Die Revision wird nicht zugelassen.
Das Urteil ist vorläufig vollstreckbar.
Der Streitwert wird für das Berufungsverfahren auf bis zu 9.000,00 € festgesetzt.
Gründe
I.
Die zulässige Berufung des Klägers ist begründet. Die Anschlussberufung der Beklagten ist insoweit begründet, als der Anspruch des Klägers auf Freistellung von den mit der Erstellung des Schiedsgutachtens verbundenen Kosten jedenfalls derzeit unbegründet ist.
A. Berufung des Klägers
1. Die Berufung des Klägers ist zulässig. Entgegen der von der Beklagten vertretenen Auffassung scheitert die Zulässigkeit der Berufung nicht an dem Umstand, dass der Kläger erstinstanzlich Deckungsschutz für eine Klage gegen die ... AG begehrt hat, während er im Berufungsverfahren Deckungsschutz für eine Klage gegen die ... begehrt.

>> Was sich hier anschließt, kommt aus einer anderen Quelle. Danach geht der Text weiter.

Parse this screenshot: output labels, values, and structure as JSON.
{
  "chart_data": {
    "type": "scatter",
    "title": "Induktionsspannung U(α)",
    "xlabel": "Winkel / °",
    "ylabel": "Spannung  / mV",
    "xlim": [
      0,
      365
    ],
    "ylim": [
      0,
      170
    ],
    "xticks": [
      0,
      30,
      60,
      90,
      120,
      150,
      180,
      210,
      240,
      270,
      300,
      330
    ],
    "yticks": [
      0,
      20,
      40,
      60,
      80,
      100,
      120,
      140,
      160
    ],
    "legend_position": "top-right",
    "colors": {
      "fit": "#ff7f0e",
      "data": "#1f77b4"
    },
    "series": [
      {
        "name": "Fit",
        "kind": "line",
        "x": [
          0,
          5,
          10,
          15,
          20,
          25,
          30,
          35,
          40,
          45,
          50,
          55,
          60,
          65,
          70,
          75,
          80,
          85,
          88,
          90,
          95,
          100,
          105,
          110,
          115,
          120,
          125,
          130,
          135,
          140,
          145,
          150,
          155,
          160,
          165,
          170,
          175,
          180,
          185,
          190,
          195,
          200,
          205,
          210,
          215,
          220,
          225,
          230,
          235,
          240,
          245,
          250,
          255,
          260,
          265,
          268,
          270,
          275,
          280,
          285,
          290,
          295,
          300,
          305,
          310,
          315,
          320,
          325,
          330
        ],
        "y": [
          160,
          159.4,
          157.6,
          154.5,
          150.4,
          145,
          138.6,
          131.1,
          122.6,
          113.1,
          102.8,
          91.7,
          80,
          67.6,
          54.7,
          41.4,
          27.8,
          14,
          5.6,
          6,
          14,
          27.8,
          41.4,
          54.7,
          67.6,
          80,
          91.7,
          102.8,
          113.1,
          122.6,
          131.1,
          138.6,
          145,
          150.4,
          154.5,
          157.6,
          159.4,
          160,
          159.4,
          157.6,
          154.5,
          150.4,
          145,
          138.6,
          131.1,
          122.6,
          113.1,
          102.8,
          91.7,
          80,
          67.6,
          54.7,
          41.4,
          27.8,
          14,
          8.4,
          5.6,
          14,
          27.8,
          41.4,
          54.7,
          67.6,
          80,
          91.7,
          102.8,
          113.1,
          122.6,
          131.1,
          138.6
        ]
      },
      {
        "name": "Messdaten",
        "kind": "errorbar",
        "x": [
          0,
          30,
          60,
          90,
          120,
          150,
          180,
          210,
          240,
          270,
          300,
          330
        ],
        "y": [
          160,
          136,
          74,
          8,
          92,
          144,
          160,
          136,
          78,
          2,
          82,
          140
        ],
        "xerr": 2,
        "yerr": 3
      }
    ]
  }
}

Zwar ist der Beklagten im Ausgangspunkt zuzustimmen, dass eine Berufung nicht mit dem alleinigen Ziel einer Klageänderung zulässig erhoben werden kann. Die Berufung ist nur zulässig, wenn mit ihr die Beseitigung einer in dem angefochtenen Urteil liegenden Beschwer verfolgt wird. Das in der Vorinstanz abgewiesene Begehren muss zumindest teilweise weiterverfolgt werden. Eine Berufung, die die Richtigkeit der erstinstanzlichen Klageabweisung nicht in Frage stellt und von Anfang an ausschließlich einen neuen, bisher nicht geltend gemachten Anspruch zum Gegenstand hat, ist deshalb unzulässig (vgl. BGH, Urteil vom 11. Oktober 2000 - VIII ZR 321/99; BGH, Urteil vom 6. Mai 1999 - III ZR 265/98).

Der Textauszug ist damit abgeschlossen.